Herbert slammed down the phone. “Pranks my butt. Okay fine. We’ll see how to play this game. I’ll try the ‘put the balls in the garbage bag’ trick.” He went back outside.
He dutifully grabbed an extra large bag, donned his BBQ gloves, and found the leaf rake. Using the rake, he found he could roll a ball into the bag with no problem.
“Well, alrighty then. One down, twenty more to go.” Soon the yard was full of black garbage bags which had the silver spheres safely inside.
“Now, to get them all to the garbage cans.” Using the wheelbarrow, he moved all the bags to the alley, then carefully placed each one in the garbage can. One by one, taking care to not touch the bags with his bare hands.
Herbert spent a restless night in the hammock. He watched over the still unconscious body of Dog. He watched over the garbage cans in the alley. He waited for the sun to come up. He waited for the garbage men to collect the black bags.
The large white garbage truck lumbered up the alley at the appointed time. It backed up to the garbage cans. Magically the cans were emptied into the truck. Then it continued down the alley.
Herbert breathed a sigh of relief. He laid back in the hammock. Dog stirred beneath him. A gentle breeze began to rock the hammock. Then the wind arose, then the trees rocked back and forth. Herbert again was entangled in the hammock. Dog again whimpered at the back door to be let inside the house.

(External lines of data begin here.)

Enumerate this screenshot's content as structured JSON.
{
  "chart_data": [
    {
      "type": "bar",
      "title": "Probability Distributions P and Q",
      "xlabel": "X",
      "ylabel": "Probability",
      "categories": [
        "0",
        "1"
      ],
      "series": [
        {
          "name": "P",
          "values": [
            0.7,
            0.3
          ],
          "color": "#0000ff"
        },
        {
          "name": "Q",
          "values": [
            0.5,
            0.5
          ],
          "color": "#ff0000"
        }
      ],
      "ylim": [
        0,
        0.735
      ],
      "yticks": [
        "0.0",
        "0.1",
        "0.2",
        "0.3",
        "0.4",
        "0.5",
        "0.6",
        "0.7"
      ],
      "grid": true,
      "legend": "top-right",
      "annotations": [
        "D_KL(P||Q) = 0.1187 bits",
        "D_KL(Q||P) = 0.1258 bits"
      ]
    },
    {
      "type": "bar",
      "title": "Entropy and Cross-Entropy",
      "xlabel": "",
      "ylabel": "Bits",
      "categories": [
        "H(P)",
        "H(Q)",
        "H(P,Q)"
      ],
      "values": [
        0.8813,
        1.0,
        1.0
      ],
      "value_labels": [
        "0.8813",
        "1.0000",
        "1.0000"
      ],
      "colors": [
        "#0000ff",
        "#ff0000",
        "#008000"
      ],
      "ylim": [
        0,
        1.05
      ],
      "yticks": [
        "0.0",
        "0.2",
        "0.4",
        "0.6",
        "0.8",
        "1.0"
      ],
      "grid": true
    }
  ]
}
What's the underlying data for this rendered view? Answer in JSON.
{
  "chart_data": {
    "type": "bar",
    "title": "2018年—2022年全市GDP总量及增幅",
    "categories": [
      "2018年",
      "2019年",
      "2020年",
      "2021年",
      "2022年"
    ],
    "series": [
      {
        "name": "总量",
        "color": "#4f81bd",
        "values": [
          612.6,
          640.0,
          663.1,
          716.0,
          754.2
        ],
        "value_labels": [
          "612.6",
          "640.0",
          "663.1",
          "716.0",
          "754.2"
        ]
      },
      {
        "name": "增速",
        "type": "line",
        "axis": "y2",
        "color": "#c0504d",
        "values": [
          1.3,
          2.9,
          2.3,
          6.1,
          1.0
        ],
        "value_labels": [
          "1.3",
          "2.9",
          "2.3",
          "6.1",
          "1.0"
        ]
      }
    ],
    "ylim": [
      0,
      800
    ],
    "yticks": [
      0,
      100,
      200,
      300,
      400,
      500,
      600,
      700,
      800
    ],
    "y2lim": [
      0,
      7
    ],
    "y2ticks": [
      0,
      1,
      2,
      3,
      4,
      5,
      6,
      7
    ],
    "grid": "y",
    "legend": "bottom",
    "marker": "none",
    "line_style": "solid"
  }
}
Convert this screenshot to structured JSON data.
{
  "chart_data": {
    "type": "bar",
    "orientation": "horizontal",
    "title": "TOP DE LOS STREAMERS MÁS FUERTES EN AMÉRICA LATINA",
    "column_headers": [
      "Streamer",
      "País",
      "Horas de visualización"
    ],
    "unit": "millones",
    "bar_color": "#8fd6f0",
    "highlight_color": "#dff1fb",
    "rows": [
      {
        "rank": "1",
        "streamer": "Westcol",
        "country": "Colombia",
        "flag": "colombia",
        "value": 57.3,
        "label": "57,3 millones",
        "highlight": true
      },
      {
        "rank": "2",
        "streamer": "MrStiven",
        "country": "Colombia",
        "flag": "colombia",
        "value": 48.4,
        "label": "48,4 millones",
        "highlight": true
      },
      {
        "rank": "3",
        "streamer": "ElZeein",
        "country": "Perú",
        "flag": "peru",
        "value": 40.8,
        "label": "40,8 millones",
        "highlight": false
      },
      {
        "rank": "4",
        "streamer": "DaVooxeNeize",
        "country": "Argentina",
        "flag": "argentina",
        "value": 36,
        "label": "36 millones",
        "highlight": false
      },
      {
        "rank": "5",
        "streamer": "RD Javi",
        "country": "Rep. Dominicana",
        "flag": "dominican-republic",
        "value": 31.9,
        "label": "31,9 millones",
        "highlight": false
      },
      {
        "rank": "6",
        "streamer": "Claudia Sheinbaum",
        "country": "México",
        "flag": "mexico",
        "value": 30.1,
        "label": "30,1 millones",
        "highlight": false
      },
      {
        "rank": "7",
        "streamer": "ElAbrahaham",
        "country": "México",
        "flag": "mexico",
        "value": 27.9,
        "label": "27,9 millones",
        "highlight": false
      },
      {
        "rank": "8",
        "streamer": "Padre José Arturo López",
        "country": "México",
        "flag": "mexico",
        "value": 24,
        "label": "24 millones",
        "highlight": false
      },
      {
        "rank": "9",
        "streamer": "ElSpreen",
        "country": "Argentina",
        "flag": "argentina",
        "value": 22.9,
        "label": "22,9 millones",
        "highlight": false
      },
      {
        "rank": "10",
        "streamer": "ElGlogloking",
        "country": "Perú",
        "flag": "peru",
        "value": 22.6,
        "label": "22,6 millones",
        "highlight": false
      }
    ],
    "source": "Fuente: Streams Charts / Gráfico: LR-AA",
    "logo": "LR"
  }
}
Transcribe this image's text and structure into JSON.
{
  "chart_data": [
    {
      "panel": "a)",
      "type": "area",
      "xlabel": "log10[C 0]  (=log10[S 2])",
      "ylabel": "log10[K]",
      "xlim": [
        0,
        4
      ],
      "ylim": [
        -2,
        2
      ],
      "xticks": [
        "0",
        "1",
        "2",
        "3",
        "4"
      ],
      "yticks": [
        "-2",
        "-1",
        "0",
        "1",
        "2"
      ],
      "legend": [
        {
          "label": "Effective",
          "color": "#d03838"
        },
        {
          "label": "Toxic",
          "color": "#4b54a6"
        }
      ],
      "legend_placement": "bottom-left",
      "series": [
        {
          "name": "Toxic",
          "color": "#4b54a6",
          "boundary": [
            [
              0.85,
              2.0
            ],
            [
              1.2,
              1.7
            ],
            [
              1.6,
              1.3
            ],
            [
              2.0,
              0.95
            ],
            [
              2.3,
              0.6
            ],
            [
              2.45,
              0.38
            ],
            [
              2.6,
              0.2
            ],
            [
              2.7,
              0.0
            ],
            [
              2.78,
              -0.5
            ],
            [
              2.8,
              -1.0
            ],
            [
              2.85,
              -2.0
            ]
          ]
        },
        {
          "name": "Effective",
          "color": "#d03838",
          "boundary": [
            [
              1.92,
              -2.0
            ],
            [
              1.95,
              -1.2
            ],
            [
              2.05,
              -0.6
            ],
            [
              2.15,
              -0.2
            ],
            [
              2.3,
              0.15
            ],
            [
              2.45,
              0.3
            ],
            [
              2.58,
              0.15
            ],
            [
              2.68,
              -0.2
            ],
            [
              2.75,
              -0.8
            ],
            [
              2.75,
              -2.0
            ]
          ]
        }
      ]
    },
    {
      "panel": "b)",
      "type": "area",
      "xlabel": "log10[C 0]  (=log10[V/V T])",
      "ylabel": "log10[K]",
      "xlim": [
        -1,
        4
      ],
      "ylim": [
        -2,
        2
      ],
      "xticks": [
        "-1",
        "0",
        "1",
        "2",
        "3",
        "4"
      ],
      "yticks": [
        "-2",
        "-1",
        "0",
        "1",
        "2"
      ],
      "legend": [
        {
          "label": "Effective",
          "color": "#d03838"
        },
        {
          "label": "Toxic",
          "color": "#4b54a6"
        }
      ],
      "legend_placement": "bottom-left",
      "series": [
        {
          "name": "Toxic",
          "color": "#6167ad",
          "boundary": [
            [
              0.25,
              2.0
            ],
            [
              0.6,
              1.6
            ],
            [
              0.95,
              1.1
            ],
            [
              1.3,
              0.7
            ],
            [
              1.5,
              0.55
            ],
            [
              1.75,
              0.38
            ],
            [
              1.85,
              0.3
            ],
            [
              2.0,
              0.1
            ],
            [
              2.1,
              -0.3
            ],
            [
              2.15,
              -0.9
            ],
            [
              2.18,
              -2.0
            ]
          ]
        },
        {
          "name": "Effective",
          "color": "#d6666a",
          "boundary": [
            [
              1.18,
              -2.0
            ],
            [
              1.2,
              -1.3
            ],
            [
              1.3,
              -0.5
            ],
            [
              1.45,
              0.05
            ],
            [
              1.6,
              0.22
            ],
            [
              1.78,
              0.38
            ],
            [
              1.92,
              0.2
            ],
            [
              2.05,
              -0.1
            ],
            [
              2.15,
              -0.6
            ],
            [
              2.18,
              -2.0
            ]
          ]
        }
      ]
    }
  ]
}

Herbert disentangled himself when the wind stopped again. He stood up.
“What have you done?” A large person dressed in silver stood before him.
“Done? I was just laying in the hammock.” Herbert stood in shock.
“I left silver spheres here. Where are they?”
“Um, well, it’s hard to explain, um, you see,..” Herbert stammered.
“You will explain. Tell me,” demanded the large person dressed all in silver.
“First of all, who are you? And second of all, what were they? And third of all, what the heck is going on?”
“You will tell me or suffer the consequences.”
“Okay, now you see, this is just becoming a really bad B movie. I’m tired, I’m cranky, my trees are ruined, my dog is sick. I just came out here yesterday to enjoy my hammock, but no! Some big wind came up and had to take all the leaves off the trees, deliver some goofy big silver balls, which the police did nothing about, by the way. Then I had to bag up all those balls in the middle of the night and put them in the garbage and then wait up all night to make sure no one took them and also watch my dog. And then watch in the morning to be sure the garbage truck came to take those silver balls that were in the garbage bags. And then you show up.” Herbert took a deep breath. “So, go down this alley, take a left turn, go down Main Street about a mile. Turn on Route 12. Go about five miles, Turn on the Refuse Road. That is where the dump is. That is where you will find your precious silver balls. So you will kindly leave my yard. I’m going in the house now.”
Herbert turned and walked to the back door of his house. He let Dog inside, he walked in and locked the door, leaving the large person dressed in silver outside.